Genetic analyses of patients with amyotrophic lateral sclerosis (ALS) have revealed a strong association between mutations in genes encoding many RNA-binding proteins (RBPs), including TARDBP, FUS, hnRNPA1, hnRNPA2B1, MATR3, ATXN2, TAF15, TIA-1, and EWSR1, and disease onset/progression. RBPs are a group of evolutionally conserved proteins that participate in multiple steps of RNA metabolism, including splicing, polyadenylation, mRNA stability, localization, and translation. Dysregulation of RBPs, as a consequence of gene mutations, impaired nucleocytoplasmic trafficking, posttranslational modification (PTM), aggregation, and sequestration by abnormal RNA foci, has been shown to be involved in neurodegeneration and the development of ALS. While the exact mechanism by which dysregulated RBPs contribute to ALS remains elusive, emerging evidence supports the notion that both a loss of function and/or a gain of toxic function of these ALS-linked RBPs play a significant role in disease pathogenesis through facilitating abnormal protein interaction, causing aberrant RNA metabolism, and by disturbing ribonucleoprotein granule dynamics and phase transition. In this review article, we summarize the current knowledge on the molecular mechanism by which RBPs are dysregulated and the influence of defective RBPs on cellular homeostasis during the development of ALS. The strategies of ongoing clinical trials targeting RBPs and/or relevant processes are also discussed in the present review.
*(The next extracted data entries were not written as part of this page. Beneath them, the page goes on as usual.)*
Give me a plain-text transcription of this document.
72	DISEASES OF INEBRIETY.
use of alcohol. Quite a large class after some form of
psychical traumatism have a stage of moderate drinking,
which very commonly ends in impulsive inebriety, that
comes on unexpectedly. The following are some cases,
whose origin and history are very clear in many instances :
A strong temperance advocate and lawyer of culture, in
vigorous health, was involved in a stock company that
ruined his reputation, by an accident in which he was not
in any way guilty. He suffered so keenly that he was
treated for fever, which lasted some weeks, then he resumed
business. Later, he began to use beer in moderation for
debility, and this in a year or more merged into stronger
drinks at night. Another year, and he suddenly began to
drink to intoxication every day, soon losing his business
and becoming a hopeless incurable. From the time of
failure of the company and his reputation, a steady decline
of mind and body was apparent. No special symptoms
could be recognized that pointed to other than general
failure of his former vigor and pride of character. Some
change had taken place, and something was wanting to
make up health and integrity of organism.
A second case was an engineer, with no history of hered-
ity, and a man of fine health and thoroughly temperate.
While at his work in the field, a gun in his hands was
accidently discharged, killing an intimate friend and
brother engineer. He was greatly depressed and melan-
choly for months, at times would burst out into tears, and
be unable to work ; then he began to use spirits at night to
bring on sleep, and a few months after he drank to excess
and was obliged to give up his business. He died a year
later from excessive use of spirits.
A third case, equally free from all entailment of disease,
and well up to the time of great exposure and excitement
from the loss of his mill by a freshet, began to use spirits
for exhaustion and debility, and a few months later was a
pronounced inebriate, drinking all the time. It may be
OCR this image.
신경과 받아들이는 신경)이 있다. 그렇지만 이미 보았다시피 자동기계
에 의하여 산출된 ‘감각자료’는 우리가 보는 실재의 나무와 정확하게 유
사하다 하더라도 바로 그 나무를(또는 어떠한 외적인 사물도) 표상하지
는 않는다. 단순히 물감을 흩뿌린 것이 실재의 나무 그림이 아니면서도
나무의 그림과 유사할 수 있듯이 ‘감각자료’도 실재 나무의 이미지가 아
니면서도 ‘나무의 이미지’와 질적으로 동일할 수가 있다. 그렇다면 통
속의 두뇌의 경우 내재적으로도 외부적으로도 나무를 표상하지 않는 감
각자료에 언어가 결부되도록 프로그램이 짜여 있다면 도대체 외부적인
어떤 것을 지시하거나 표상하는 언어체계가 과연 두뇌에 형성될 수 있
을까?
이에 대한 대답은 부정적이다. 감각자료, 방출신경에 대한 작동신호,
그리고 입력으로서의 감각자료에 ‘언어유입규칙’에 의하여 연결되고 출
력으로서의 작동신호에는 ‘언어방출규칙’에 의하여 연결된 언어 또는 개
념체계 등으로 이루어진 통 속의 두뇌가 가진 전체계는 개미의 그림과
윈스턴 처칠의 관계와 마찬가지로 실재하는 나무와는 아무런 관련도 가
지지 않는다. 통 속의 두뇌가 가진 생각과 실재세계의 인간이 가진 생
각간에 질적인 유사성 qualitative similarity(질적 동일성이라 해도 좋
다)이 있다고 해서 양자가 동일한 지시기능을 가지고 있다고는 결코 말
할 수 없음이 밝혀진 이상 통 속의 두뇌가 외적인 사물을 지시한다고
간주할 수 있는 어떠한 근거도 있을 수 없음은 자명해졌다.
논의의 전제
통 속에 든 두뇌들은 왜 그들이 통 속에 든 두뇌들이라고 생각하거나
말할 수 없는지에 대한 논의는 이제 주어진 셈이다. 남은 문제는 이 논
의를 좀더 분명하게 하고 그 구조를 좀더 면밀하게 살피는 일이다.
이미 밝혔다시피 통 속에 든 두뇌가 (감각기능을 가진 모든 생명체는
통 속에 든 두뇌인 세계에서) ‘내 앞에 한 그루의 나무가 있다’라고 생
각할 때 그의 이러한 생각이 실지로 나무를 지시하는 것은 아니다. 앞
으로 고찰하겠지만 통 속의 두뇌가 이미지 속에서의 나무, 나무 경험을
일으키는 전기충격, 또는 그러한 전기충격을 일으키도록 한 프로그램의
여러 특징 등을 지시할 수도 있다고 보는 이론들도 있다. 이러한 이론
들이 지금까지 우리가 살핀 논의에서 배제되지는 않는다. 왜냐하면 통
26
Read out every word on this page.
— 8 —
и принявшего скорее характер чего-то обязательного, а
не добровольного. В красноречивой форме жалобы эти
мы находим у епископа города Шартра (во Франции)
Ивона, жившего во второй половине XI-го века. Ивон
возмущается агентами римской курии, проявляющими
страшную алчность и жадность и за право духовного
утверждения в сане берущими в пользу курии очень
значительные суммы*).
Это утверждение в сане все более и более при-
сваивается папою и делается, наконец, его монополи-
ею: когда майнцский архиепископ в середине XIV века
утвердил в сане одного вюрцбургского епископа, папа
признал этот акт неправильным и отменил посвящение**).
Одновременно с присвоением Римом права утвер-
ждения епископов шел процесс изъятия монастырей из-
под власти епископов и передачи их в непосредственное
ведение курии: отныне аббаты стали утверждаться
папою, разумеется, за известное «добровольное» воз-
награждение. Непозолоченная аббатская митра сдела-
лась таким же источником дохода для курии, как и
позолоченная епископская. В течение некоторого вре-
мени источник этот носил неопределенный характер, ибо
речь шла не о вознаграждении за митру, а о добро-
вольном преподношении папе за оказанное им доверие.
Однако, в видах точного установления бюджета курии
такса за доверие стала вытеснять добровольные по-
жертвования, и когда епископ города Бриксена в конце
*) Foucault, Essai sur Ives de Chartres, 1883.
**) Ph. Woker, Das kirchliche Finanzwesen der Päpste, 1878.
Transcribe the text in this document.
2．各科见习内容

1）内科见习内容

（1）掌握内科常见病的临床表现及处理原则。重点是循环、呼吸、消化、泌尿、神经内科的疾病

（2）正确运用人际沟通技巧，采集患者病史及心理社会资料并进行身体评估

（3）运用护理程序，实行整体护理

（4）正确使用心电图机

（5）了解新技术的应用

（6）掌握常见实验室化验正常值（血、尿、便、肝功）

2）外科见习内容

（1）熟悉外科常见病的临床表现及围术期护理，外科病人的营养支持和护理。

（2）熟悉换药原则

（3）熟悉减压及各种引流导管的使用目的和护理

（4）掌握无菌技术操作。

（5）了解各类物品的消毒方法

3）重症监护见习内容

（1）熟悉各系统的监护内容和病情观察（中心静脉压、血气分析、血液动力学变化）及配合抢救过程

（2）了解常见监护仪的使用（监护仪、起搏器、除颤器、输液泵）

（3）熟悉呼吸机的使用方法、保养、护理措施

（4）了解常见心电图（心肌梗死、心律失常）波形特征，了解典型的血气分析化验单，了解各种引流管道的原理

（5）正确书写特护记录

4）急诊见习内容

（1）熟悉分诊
对肌萎缩性脊髓侧索硬化症 (ALS) 患者的遗传分析表明，编码许多 RNA 结合蛋白 (RBP) 的基因突变之间存在密切关联，包括 TARDBP、FUS、hnRNPA1、hnRNPA2B1、MATR3、ATXN2、TAF15、TIA-1 和EWSR1 和疾病发作/进展。 RBP 是一组进化上保守的蛋白质，参与 RNA 代谢的多个步骤，包括剪接、多聚腺苷酸化、mRNA 稳定性、定位和翻译。由于基因突变、核质运输受损、翻译后修饰 (PTM)、聚集和异常 RNA 灶的隔离，RBP 失调已被证明与神经变性和 ALS 的发展有关。虽然失调的 RBP 导致 ALS 的确切机制仍然难以捉摸，但新出现的证据支持这样的观点，即这些 ALS 相关 RBP 的功能丧失和/或毒性功能的增加通过促进异常蛋白在疾病发病机制中发挥着重要作用。相互作用，导致RNA代谢异常，并干扰核糖核蛋白颗粒动力学和相变。在这篇综述文章中，我们总结了目前关于 RBP 失调的分子机制以及缺陷 RBP 在 ALS 发展过程中对细胞稳态的影响的知识。本综述还讨论了正在进行的针对 RBP 和/或相关过程的临床试验的策略。